What was unfortunate in way was, because it was an endpaper, it’s the first thing you see when you lift up the cover, and it undid a lot of the labor I put into making sure this [book] felt “user friendly.” Like the cover was a choice that was trying to make something about as non-threatening as possible in terms of it’s being about comics. And ultimately the first story I did was trying to find something where I could hit a note where you would absolutely know that there were no major curve balls being thrown. And I would say that 85 to 90 percent of the book is on that level.
Unfortunately, the very first thing you see is this madman’s intense board game. [In the game] there’s, you know, the “Heisenberg Principle” square that says, “If you land here, throw the board in the air and start again.” And, then similarly, this back page [of the game] got very complex. So we tried to make it more accessible, adding a back to the endpaper, opening up the beginning of the book further to separate it from the book. What it was was that it was too damn good to not use, but it was definitely coming from somewhere else than the heart of the project, and that could have set up part of the problem that got us the problematic reviews from Horn Book and the Associated Press, because it looked like all of a sudden we were trying to pass as kid literature.
But having left this [book] with kids and watched them go at it, it’s very inviting, and when I see what’s happening on an ongoing basis in Europe with comics in general, Comics are definitely able to hold their own against Nintendo games and Playstations.
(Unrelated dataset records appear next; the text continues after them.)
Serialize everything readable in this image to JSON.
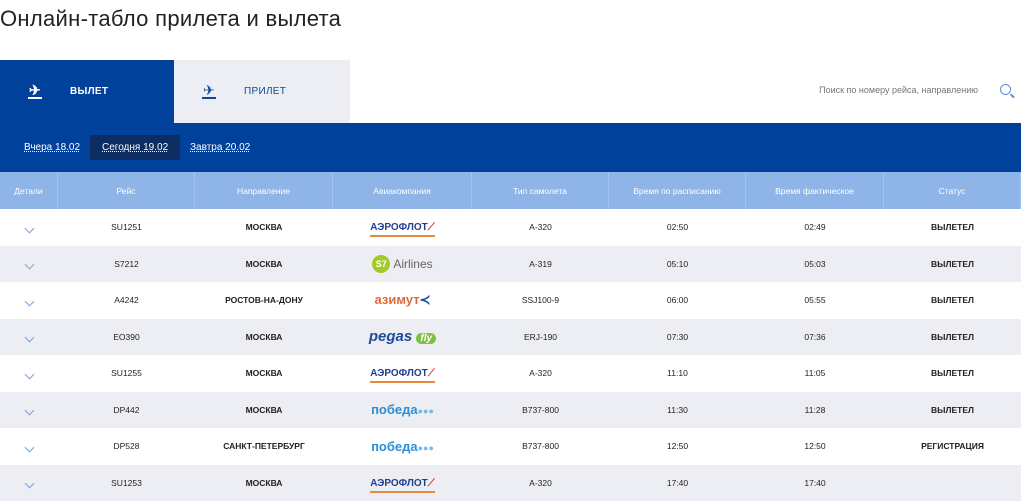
{
  "title": "Онлайн-табло прилета и вылета",
  "tabs": [
    {
      "label": "ВЫЛЕТ",
      "icon": "plane-takeoff-icon",
      "active": true
    },
    {
      "label": "ПРИЛЕТ",
      "icon": "plane-landing-icon",
      "active": false
    }
  ],
  "search": {
    "placeholder": "Поиск по номеру рейса, направлению",
    "icon": "search-icon"
  },
  "days": [
    {
      "label": "Вчера 18.02"
    },
    {
      "label": "Сегодня 19.02",
      "selected": true
    },
    {
      "label": "Завтра 20.02"
    }
  ],
  "columns": [
    "Детали",
    "Рейс",
    "Направление",
    "Авиакомпания",
    "Тип самолета",
    "Время по расписанию",
    "Время фактическое",
    "Статус"
  ],
  "rows": [
    {
      "flight": "SU1251",
      "dest": "МОСКВА",
      "airline": "АЭРОФЛОТ",
      "type": "A-320",
      "sched": "02:50",
      "actual": "02:49",
      "status": "ВЫЛЕТЕЛ"
    },
    {
      "flight": "S7212",
      "dest": "МОСКВА",
      "airline": "S7 Airlines",
      "type": "A-319",
      "sched": "05:10",
      "actual": "05:03",
      "status": "ВЫЛЕТЕЛ"
    },
    {
      "flight": "A4242",
      "dest": "РОСТОВ-НА-ДОНУ",
      "airline": "азимут",
      "type": "SSJ100-9",
      "sched": "06:00",
      "actual": "05:55",
      "status": "ВЫЛЕТЕЛ"
    },
    {
      "flight": "EO390",
      "dest": "МОСКВА",
      "airline": "pegas fly",
      "type": "ERJ-190",
      "sched": "07:30",
      "actual": "07:36",
      "status": "ВЫЛЕТЕЛ"
    },
    {
      "flight": "SU1255",
      "dest": "МОСКВА",
      "airline": "АЭРОФЛОТ",
      "type": "A-320",
      "sched": "11:10",
      "actual": "11:05",
      "status": "ВЫЛЕТЕЛ"
    },
    {
      "flight": "DP442",
      "dest": "МОСКВА",
      "airline": "победа",
      "type": "B737-800",
      "sched": "11:30",
      "actual": "11:28",
      "status": "ВЫЛЕТЕЛ"
    },
    {
      "flight": "DP528",
      "dest": "САНКТ-ПЕТЕРБУРГ",
      "airline": "победа",
      "type": "B737-800",
      "sched": "12:50",
      "actual": "12:50",
      "status": "РЕГИСТРАЦИЯ"
    },
    {
      "flight": "SU1253",
      "dest": "МОСКВА",
      "airline": "АЭРОФЛОТ",
      "type": "A-320",
      "sched": "17:40",
      "actual": "17:40",
      "status": ""
    }
  ],
  "colors": {
    "brand": "#00429b",
    "header": "#8fb4e8",
    "stripe": "#eceef3"
  }
}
What’s interesting is you can go to a newsstand in France and they have about 30 children’s’ magazines arranged [for all age groups]. All of those magazines include comics, and there’s still a rather vital comics industry for kids. All of those things are available in book stores as well as magazine stores and the result is it’s part of how French kids become literate. Based on the fact that we’ve now got an administration that keeps me awake at night, that almost 50 percent of the country voted for George W. Bush, I’m convinced that it’s important that people in this country learn how to read well so that this never happens again.
BT: What do you think lies ahead for comics artists of the future?
SPIEGELMAN: A lot of burger flipping.